Sunday, February 27, 2011

Philippine Star: TV network executives air concern over effects on public of migration from analog to digital

MANILA, Philippines - Top officials of some of the country’s biggest broadcasting companies have expressed concern over the possible adverse effects of the country’s impending migration from analog to digital television on the viewing public.
In an interview with The STAR, GMA Network chairman Felipe Gozon said that there is still a very small percentage of the Philippine population that has access to television sets that can receive digital transmission.
“As far as we are concerned, our system is already digital-ready. It is not even sensitive to the particular technology that will be adopted eventually by the National Telecommunications Commission (NTC). But once the networks shut down analog transmission, a big part of the population will not be able to use their TV sets,” he emphasized.
TV5 president Ray Espinosa echoed the sentiments of Gozon, saying that it will be the viewing public that will be hit by the shift to digital.
Set-top boxes are required for TV sets that are not digital ready and without the boxes, these sets will not receive broadcast transmission. Japan, which has been pushing for the adoption of the ISDB-T technology, has reportedly offered to produce the set-top boxes locally in order to further bring down cost, in addition to other assistance(both technical and financial).
According to an NTC official, the country’s migration to digital TV is set to start next year with Metro Manila pioneering the process.
Sources revealed that an NTC technical working group (TWG) is currently drafting the rules for the adoption of the Japanese ISDB-T as the technology that will be used by all broadcasting companies for the shift to digital terrestrial TV broadcasting. As planned, analog transmission will be shut down not later than 2015.
NTC deputy commissioner Carlo Juan Martinez said in an interview that the agency will be coming up with the implementing rules and regulations by June, which will fire up the setting up of antenna and TV towers that will transmit digital signals to the households.
 “We can introduce it within the year or next year, the sooner the better,” Martinez said.
He added that the technical group will be reviewing the IRR issued by the previous TWG to update the digital technologies and incorporate the emerging ones.
 “We plan to identify certain areas like Metro Manila, Cebu, Davao and other key cities to kick off the digital. From then on, we can proceed to smaller cities and municipalities. Once we determine that 85 percent of the viewing public has digital boxes installed in their TV units or that they already have digital TVs, that will be the time that we’ll shut off the analog,” he said.
According to him, the Philippines will be following Japan’s strategy in digitalizing its TV households which were done in phases.
He said Japan took nine to 10 years from the start of digitalization to fully shut off its analog TV systems and migrate its households to digital TV.

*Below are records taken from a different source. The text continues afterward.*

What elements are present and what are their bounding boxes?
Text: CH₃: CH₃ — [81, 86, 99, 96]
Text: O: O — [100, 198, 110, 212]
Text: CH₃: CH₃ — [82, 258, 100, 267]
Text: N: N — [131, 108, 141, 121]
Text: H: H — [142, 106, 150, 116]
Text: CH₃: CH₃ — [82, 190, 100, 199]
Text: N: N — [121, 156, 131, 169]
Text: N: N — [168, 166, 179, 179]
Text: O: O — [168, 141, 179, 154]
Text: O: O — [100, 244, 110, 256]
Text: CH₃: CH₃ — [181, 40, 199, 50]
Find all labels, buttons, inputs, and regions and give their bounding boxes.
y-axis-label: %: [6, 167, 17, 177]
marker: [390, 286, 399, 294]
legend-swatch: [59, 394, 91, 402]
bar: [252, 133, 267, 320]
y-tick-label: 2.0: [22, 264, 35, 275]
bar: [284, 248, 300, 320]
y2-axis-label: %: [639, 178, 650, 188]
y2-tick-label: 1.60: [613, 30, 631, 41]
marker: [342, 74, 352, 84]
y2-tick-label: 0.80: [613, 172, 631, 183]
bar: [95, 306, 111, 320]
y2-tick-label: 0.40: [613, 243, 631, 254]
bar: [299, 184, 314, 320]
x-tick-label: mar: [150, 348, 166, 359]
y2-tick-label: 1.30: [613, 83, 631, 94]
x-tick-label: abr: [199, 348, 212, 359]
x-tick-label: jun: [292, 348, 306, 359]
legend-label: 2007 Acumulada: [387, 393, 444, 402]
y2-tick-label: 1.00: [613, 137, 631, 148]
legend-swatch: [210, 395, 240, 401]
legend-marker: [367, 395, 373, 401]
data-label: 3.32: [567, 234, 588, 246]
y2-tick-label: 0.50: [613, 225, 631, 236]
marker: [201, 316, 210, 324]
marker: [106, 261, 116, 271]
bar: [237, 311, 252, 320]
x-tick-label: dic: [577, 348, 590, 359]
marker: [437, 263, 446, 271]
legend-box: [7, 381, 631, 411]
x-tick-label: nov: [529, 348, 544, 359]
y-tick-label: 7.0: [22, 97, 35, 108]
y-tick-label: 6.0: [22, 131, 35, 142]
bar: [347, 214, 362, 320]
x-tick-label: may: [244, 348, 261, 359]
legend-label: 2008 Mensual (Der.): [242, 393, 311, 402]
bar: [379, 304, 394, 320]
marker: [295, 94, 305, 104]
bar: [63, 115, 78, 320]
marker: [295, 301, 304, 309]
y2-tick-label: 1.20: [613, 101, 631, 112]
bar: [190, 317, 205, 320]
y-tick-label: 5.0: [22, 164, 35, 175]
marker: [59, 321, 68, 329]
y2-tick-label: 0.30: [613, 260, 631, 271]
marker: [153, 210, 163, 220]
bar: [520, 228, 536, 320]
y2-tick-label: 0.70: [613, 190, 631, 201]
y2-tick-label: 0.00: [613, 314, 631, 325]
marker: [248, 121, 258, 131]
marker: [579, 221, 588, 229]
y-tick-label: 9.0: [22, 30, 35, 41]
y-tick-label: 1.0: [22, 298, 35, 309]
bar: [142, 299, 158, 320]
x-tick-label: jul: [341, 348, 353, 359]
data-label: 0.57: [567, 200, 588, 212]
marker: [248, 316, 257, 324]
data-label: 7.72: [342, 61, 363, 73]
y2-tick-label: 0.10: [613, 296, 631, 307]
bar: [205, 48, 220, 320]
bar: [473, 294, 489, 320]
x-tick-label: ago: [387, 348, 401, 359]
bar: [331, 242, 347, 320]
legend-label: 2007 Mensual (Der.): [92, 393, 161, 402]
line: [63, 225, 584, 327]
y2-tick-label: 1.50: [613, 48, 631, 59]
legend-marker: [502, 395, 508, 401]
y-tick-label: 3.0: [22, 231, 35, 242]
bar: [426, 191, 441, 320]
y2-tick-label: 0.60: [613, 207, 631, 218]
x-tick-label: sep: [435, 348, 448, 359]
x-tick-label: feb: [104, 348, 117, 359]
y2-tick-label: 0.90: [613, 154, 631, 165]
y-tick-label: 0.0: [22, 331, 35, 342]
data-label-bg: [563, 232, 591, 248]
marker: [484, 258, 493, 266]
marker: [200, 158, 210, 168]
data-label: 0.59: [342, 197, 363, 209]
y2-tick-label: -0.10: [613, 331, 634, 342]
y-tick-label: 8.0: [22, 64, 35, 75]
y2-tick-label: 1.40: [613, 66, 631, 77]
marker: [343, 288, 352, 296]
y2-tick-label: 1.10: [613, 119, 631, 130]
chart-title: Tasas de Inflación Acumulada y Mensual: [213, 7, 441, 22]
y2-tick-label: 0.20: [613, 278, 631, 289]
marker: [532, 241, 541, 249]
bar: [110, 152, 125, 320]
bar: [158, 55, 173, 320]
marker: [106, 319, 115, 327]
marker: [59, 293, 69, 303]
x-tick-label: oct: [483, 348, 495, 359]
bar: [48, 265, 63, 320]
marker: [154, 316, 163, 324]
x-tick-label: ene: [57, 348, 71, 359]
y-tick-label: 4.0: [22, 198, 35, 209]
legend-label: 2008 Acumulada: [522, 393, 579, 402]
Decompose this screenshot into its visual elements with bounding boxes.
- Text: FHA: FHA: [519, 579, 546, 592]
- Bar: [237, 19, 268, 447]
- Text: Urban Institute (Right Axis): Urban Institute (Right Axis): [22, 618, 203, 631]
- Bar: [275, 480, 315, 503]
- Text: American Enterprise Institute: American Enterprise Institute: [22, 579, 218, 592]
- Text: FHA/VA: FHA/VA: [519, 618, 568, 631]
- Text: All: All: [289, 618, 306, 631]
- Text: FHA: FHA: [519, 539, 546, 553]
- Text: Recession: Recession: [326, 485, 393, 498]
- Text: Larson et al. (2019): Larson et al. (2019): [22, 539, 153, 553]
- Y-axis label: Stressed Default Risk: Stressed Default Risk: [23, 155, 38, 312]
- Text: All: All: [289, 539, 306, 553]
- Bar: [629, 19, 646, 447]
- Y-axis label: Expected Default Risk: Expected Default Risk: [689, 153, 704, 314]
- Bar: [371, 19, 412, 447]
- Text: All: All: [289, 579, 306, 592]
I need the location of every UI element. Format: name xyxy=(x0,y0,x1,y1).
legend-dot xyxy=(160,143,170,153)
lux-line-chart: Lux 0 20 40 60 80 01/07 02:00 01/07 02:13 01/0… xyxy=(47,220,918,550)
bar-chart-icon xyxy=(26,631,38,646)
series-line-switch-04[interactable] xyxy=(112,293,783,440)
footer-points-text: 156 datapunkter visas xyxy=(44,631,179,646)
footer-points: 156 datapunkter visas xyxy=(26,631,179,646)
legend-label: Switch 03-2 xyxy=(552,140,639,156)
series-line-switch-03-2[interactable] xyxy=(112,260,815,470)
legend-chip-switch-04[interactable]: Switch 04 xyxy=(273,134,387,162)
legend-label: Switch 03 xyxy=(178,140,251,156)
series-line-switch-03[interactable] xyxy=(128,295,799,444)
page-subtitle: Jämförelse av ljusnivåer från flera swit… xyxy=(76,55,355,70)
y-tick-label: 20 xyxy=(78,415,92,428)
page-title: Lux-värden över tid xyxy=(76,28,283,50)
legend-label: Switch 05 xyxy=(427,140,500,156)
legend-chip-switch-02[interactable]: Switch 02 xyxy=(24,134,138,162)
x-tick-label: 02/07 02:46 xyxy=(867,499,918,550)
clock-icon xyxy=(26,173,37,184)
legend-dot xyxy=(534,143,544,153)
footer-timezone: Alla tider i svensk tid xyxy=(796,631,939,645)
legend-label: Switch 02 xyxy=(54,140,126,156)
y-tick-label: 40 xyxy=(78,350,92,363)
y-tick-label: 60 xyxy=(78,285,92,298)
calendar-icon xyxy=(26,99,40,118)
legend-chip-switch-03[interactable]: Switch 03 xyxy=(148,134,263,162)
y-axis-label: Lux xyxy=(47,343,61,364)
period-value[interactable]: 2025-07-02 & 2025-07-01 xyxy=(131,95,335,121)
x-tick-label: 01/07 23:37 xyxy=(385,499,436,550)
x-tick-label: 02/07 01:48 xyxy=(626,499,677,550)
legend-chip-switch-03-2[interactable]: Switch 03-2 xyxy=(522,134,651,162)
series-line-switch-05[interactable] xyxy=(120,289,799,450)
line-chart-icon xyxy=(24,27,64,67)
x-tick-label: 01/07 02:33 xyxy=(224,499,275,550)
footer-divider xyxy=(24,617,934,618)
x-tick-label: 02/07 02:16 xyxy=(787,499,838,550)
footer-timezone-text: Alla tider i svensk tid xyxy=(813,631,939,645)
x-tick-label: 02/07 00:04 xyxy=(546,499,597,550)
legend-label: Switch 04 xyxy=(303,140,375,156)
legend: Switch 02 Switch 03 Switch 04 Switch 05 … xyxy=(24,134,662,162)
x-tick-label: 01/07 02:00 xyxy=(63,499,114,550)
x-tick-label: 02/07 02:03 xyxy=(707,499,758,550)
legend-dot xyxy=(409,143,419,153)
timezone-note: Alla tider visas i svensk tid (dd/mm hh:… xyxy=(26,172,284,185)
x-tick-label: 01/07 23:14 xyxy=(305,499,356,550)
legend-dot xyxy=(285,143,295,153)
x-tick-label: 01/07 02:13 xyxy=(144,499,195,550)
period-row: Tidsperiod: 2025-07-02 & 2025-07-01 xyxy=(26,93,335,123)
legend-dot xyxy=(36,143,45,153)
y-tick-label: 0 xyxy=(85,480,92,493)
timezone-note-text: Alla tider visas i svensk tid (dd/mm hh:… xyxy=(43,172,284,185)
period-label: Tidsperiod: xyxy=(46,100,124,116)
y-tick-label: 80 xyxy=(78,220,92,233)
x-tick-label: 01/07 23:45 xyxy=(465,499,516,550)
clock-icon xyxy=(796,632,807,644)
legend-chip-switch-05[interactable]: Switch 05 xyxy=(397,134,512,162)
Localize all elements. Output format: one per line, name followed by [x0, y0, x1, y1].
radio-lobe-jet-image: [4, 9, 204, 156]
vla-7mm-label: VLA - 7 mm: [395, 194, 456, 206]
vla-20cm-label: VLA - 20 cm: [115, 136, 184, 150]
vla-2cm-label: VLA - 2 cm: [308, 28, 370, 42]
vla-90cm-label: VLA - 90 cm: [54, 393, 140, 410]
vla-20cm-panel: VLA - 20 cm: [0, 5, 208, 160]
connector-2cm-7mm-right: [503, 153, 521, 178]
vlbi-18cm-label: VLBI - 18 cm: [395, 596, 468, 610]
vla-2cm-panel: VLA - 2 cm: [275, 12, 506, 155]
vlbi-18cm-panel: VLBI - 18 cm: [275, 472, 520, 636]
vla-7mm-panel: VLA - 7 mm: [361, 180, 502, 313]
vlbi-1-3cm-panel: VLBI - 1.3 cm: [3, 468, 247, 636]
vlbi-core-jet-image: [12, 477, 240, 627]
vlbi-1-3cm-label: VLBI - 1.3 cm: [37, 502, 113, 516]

Martinez also revealed that there is no agreement signed yet between the Philippines and Japan but the latter submitted a proposal to the NTC offering technical assistance to the government and private companies.
The regulator earlier said Japan has offered to subsidize the transition from analog to digital TV of government channels through provision of equipment and training.
The Japanese proponents are also studying the possibility of manufacturing the set top boxes here in the Philippines which are now priced at $10 each.
Japan earlier said it is ready to provide the Philippines with technical assistance and necessary equipment for the country’s shift to digital TV.
However, it said the possibility of providing financial assistance to local TV stations cannot be assured yet as the draft offer submitted to the government only includes sharing of expertise through technical training.
Japan’s first secretary for transport and economic affairs Masaoki Shirai in an interview with The STAR outlined the various advantages of the ISDB-T (Japanese system), comparing it to the one being offered by the Europeans (DVB).
Shirai noted that the ISDB-T offers an efficient frequency utilization and mobile TV service, which is not possible under DVB. - Mary Ann Ll. Reyes, dated 27 February 2011, 12:00 AM.